Of Diplomacy and Human Rights

Researcher in the Singapore Management University studies the forces and influences that sway a country’s behaviour on international platforms like the United Nations.

SMU Office of Research – In the 1990s, South Africa overturned apartheid laws after decades of protest and conflict, and set up a Truth and Reconciliation Commission to probe violence and restore justice. In 1996, it became Africa’s first country to constitutionally outlaw discrimination on the basis of sexual orientation. Several of its policies are built on a liberal human rights foundation.

And yet on the world stage, when push comes to shove, South Africa has defended countries that suppress human rights on their home turf. For the past four years, the work of Eduard Jordaan, Assistant Professor of the Singapore Management University (SMU) School of Social Sciences, has centred on this phenomenon.

Defending problematic regimes

The South African professor of political science, who has been at SMU since 2007, became fascinated by anecdotes of South Africa’s actions at the United Nations (UN) Human Rights Council in Geneva, a subset of the UN whose member countries address human rights issues around the world.

“After the end of apartheid, under President Mandela, South Africa said its foreign policy was quite explicitly going to be guided by human rights,” he says. “But when I started looking at what they did on the UN Human Rights Council, their actions seemed to contradict with what they were saying, like defending the Sri Lankan government [for human rights violations during its 26-year civil war], or supporting the restriction of free speech related to religion.”

In 2014, according to the non-government organisation (NGO) Human Rights Watch, South Africa abstained from nearly all of the council’s country-specific resolutions, including ones on Syria, Sri Lanka and North Korea.

When Professor Jordaan began delving deeper and tracking South Africa’s voting records, he found that the country had been systematically defending unpalatable regimes and blocking the development of human rights.

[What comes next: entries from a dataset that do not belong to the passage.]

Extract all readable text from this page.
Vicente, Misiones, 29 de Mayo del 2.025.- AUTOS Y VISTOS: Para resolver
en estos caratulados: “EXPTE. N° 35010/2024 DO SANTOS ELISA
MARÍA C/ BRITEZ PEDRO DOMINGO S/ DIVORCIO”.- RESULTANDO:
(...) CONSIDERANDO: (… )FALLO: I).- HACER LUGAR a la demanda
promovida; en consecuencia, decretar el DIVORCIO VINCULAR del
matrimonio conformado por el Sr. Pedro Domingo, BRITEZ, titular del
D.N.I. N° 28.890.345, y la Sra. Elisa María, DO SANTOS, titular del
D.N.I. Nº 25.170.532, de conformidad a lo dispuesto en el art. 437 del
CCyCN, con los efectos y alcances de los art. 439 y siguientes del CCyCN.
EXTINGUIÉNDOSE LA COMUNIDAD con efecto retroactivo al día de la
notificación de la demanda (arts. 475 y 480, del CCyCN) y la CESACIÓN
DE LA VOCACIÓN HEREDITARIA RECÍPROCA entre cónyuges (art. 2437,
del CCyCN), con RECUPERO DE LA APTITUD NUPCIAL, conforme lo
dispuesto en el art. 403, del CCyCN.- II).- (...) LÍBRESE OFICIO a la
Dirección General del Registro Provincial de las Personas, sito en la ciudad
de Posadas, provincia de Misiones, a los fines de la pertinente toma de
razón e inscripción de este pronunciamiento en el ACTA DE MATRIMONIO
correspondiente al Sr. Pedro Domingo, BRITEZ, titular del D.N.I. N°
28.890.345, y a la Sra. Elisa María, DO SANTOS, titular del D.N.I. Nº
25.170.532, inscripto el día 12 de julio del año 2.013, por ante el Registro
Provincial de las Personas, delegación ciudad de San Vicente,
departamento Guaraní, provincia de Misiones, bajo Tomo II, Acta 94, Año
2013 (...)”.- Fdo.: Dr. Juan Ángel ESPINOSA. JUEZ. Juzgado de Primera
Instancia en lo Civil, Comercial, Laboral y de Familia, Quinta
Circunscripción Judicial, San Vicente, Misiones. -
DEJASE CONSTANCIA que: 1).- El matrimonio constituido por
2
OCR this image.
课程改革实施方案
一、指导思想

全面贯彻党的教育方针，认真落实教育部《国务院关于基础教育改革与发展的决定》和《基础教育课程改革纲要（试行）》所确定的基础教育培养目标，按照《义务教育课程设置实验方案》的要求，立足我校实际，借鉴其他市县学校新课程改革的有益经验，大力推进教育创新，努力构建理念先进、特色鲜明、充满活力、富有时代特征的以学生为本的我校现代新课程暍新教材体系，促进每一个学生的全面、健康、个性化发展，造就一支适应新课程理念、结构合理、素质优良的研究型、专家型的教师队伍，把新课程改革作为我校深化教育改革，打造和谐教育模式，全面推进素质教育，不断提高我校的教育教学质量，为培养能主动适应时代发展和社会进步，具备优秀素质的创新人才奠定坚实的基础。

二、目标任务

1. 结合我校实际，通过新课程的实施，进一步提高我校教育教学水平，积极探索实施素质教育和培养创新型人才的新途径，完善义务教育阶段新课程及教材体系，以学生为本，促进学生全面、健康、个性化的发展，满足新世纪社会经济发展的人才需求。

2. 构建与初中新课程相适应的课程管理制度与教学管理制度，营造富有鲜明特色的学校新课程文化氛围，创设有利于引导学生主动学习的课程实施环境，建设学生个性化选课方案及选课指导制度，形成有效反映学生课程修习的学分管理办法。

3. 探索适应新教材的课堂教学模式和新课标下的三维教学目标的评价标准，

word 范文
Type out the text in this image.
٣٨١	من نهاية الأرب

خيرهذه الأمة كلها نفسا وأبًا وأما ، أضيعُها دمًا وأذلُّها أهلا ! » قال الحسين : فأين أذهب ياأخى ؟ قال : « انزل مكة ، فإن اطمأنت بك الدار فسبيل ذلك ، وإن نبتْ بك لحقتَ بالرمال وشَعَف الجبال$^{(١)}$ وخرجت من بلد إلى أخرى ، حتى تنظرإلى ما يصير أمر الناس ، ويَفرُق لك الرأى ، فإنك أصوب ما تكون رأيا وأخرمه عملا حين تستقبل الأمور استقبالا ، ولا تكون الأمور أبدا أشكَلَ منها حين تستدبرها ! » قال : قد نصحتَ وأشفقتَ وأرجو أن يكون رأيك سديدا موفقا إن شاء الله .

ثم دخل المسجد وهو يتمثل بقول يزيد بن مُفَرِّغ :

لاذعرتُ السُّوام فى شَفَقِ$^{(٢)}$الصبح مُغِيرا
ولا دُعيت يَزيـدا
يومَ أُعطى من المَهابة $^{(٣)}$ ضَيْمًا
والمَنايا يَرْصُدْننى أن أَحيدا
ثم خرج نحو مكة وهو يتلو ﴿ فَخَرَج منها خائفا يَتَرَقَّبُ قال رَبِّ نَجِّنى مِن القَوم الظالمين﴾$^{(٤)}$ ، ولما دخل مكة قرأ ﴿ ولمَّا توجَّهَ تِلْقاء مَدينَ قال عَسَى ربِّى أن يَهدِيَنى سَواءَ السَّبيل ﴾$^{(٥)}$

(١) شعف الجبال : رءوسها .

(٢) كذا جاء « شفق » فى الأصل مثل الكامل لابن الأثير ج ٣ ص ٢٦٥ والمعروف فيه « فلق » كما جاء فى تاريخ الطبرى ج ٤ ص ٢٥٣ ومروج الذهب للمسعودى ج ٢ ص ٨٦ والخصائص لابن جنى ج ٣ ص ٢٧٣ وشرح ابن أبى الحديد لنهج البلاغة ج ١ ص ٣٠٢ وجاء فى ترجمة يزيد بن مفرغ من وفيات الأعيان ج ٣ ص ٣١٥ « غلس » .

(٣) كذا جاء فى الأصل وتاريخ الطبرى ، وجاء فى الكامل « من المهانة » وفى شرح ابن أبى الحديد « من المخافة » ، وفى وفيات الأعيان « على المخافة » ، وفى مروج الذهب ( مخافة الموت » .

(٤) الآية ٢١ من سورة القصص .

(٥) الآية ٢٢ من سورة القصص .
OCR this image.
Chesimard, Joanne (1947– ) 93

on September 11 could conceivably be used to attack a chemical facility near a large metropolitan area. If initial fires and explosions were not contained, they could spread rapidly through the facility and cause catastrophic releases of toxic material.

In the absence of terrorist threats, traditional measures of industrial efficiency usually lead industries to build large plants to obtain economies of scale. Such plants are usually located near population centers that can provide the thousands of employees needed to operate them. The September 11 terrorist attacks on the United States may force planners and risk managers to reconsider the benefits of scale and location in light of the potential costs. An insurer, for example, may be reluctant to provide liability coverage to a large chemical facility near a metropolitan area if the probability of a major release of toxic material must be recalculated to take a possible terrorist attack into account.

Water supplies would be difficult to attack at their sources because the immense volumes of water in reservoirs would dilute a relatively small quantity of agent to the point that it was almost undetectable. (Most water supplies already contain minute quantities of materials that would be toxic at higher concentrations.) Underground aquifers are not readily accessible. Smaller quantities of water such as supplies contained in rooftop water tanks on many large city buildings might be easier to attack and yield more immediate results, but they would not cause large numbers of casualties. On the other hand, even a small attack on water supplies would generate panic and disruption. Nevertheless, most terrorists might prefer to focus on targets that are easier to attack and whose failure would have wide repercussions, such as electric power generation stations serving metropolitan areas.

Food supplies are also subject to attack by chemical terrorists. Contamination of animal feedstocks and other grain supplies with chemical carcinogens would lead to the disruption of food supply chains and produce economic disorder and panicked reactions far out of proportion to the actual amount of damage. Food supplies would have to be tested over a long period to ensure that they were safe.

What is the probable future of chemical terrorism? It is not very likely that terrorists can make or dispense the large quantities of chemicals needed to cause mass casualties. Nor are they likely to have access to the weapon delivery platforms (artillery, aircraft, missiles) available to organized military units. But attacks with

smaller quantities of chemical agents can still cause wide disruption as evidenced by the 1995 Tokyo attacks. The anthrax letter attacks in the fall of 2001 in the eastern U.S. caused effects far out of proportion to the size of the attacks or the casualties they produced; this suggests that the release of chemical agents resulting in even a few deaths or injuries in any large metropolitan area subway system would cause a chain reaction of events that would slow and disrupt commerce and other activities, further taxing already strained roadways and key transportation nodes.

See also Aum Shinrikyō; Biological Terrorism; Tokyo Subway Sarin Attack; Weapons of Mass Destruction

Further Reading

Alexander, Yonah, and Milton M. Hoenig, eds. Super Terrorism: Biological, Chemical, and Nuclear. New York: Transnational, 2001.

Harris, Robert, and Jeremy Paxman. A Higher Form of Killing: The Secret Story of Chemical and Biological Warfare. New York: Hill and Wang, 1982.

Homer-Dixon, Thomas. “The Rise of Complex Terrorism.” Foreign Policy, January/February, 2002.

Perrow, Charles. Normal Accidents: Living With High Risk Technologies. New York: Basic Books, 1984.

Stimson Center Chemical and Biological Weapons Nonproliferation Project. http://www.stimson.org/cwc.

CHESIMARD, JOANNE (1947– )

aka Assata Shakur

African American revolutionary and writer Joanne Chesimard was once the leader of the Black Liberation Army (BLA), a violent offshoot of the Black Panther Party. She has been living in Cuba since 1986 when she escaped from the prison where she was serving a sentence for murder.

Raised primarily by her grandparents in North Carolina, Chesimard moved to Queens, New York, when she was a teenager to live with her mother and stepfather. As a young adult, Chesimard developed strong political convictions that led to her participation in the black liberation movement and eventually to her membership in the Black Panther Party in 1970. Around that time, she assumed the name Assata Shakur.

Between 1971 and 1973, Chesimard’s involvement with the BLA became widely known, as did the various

He describes this behaviour in a 2014 article titled “South Africa and the United Nations Human Rights Council”, and provides a more in-depth examination of specific human rights cases in a related article, “South Africa and Abusive Regimes at the United Nations Human Rights Council”.

Jockeying for political advantage

How a country behaves on the world stage has much to do with the web of forces tugging it one way or another, including everything from who its allies are, its international aims and ambitions, and even individual diplomats and NGOs, explains Professor Jordaan.

For instance, in “South Africa, Multilateralism and the Global Politics of Development”, published in 2012 by the European Journal of Development Research, he examined how illiberal elements within South African domestic politics and its desire to be perceived as independent of so-called Western liberal values influenced its foreign policy.

And by tracing member countries’ voting records and speaking to diplomats and NGO staffers in Geneva, Professor Jordaan found that South Africa’s reluctance to interfere might also be traced back, at least in part, to its aspiration to be a leader of the developing world and its angling for a prestigious prize: a permanent seat on an expanded UN Security Council.

“To get a permanent seat on an expanded Security Council, you need many countries to vote for you, so you can’t be too critical of others,” he notes. “In addition, South Africa has significant economic ties with Iran, China and Russia, so here South Africa also has to be careful about what it says.”

As such, South Africa, being large and influential enough to serve as a spokesman for the developing world but not quite large enough to do whatever it wants, has to tread a fine line on the human rights front. Professor Jordaan first outlined this concept of an ‘emerging middle power’ in a 2003 paper, “The Concept of a Middle Power in International Relations: Distinguishing Between Emerging and Traditional Middle Powers", in Politikon: South African Journal of Political Studies.

Since late 2010, Professor Jordaan has observed the African Group adopt a more pro-human rights position on the UN Human Rights Council. “What I expected would explain this was that the African Group was made up of more and more democracies and that this was translating into stronger support for human rights,” he says.

It turns out that much of it had to do with the influence of the United States, which joined the Council in 2009. Professor Jordaan describes his findings, based on interviews with diplomats and human rights activists, in an article titled “Recognizing wrongs: The African Group on the UN Human Rights Council”, which will soon be published in the journal African Affairs.

A glimpse into ‘diplomacy-speak’

Professor Jordaan’s research also influences how he teaches. In an undergraduate course on Conflict and Justice in International Relations, which involves a simulation of the UN Human Rights Council, each student is assigned a country, and together they have to discuss and write a resolution on a human rights problem in a specific country, such as violence against civilians during conflicts in Yemen or genocide in Sudan’s Darfur region.

“In the report on the simulation, students have to include their behind the scenes emails and WhatsApp messages, because this is where a lot of the real negotiations take place,” Professor Jordaan says. “I think they have fun with the issue, but become aware of a lot of other things in the process. A lot of them get really into their roles.”

Likewise, Professor Jordaan’s research into behind-the-scenes aspects of international diplomacy helps lift the curtain of impenetrable ‘diplomacy-speak’. “I don’t know if the Human Rights Council will change the world,” he says. “But it helps by providing the facts that were not known before.”